Seçim sonuçlarını değerlendiren Ankara Üniversitesi Öğretim Üyesi Prof. Dr. Nejla Kurul, HDP’nin başarısıyla Türkiye halklarının uzun zamandır susadıkları başarıya ulaştıklarını belirtti.
Ankara Üniversitesi Öğretim Üyesi ve Sosyalist Yeniden Kuruluş Partisi (SYKP) Eş Başkanı Prof. Dr. Nejla Kurul, Türkiye siyasetini önemli düzeyde dönüştürecek sonuçlar açığa çıkartan 7 Haziran seçimlerini, olası koalisyon imkanlarını ve HDP’nin seçim sonrası misyonunu DİHA’ya değerlendirdi. Seçim sonuçlarına ilişkin, Türkiye halklarının uzun zamandır susamış oldukları başarıya yaklaştıklarını belirten Kurul, “Yani kapı aralandı, güneş daha çok görünmeye başlandı ama bu kapı tamamen açılmış değil” değerlendirmesi yaptı. HDK ve HDP sürecinde buluşan mücadele kesimlerinin biraraya gelerek çalışma yürütüklerini ve barajı yıkmak için irade gösterdiklerinin altını çizen Kurul, bu çalışmalar sonucunda barajın yıkıldığını ifade etti. HDP’nin seçimlerde 6 milyondan fazla oy almış olmasını, “Bu kitle müthiş verici bir durum. Bu kitlenin HDP’den büyük beklentileri var, barajı aşması aslında bu beklentilerin bir göstergesidir” sözleriyle değerlendiren Kurul, HDP projesine emek verenlere de teşekkür etti.
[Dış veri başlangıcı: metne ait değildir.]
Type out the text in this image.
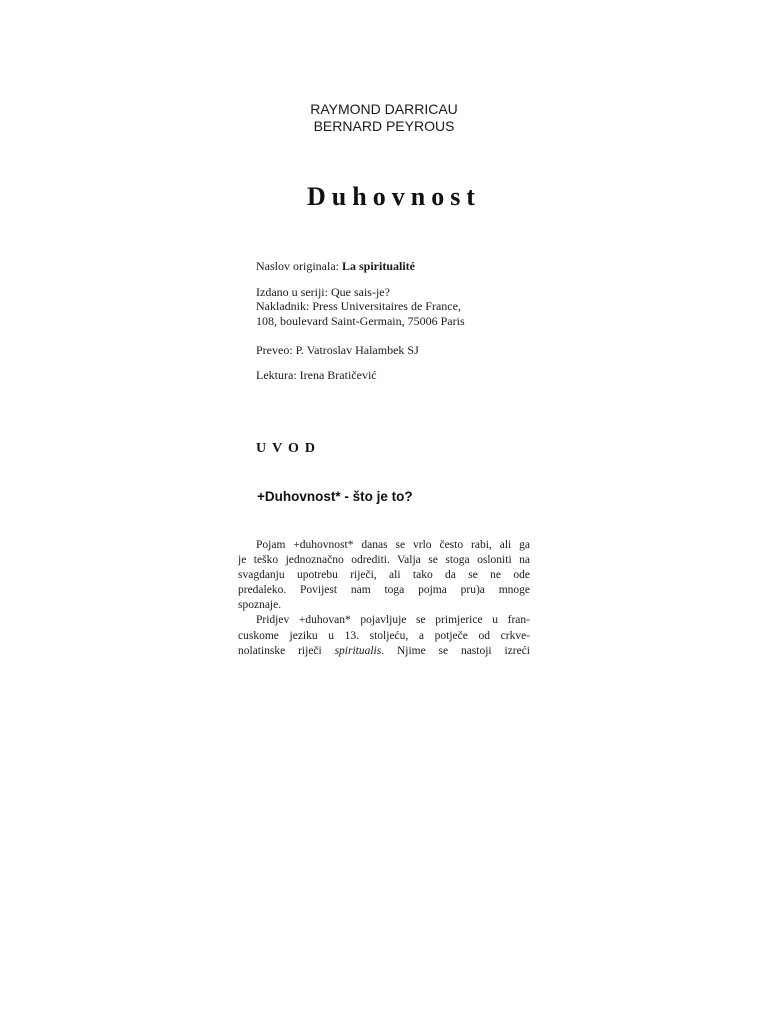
RAYMOND DARRICAU
BERNARD PEYROUS
Duhovnost
Naslov originala: La spiritualité
Izdano u seriji: Que sais-je?
Nakladnik: Press Universitaires de France,
108, boulevard Saint-Germain, 75006 Paris
Preveo: P. Vatroslav Halambek SJ
Lektura: Irena Bratičević
UVOD
+Duhovnost* - što je to?
Pojam +duhovnost* danas se vrlo često rabi, ali ga
je teško jednoznačno odrediti. Valja se stoga osloniti na
svagdanju upotrebu riječi, ali tako da se ne ode
predaleko. Povijest nam toga pojma pru)a mnoge
spoznaje.
Pridjev +duhovan* pojavljuje se primjerice u fran-
cuskome jeziku u 13. stoljeću, a potječe od crkve-
nolatinske riječi spiritualis. Njime se nastoji izreći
Seçim sonrası ortaya çıkan siyasi tabloya da değinen ve ortaya çıkan koalisyon ihtimallerinden hükümet çevrelerinin memnun olmadığının altını çizen Kurul, “Başbakanlık sistemini koşulsuz olarak isteyen Cumhurbaşkanının bu durumu müdahele edeceğine inanıyorum. AKP bir kırılma içinde, Çünkü Erdoğansız yola devam etse içerde çatlakların oluşma durumu var. Erdoğan’la devam etse onun problemleri var. AKP şimdiden beli başlı kırmızı çizgilerden bahsediyor. Ne diyor işte ‘Erdoğan’ın meşruiyeti tartışılmaz’ ikinci olarak diyor ki ‘paralel yapıya taviz yok’ üçüncüsü ‘çözüm süreci devam edecek’ diyor. AKP’nin çözüm sürecini ne kadar istediği muamma. Ama bu kırmızı çizgilerin de diğer partiler ile problemleri var” diye konuştu. Kurul ayrıca CHP içinde halen “çözüm karşıtı” gruplar olduğunu ve olası bir koalisyonda bu yapıların sürece karşı çıkabileceği uyarısında bulundu.
AKP’nin dile getirdiği bazı kırmızı çizgilerin aşılabileceğini yada bazılarından vazgeçebileceğini belirten Kurul, seçim sürecinde Erdoğan ile Davutoğlu’nun eş başkan gibi çalışma yapmalarının da sonuç getirmediğini söyledi. Kurul, koalisyonlar için, “İkna açısında ideolojik politik taban açısıdan AKP’ye en yakın olan partinin MHP olduğunu görebiliyoruz. MHP ‘de Türklük vurgusu daha fazla olsada islami referansta ikisi ortaklaşıyor. Bu süreci deneyeceklerdir, sürdüreceklerdir. Davutoğlu’nun burada MHP’ye ayak direttiği görülüyor. Bu gerçekleşmezse bir diğer koalisyon CHP ve AKP koalisyonudur. Kemal Derviş’in beyanatlarından duydum. Derviş üzerinden gelen bir teklif olmasından kaynaklı ve diğer sebepler göz ününde bulundurularak, emperyalist güçlerin de buna destek vereceğine inanıyorum. TÜSİAD da AKP ve CHP koalisyonundan yana tavrını ortaya koydu” sözleriyle koalisyon denklemlerini değerlendirdi.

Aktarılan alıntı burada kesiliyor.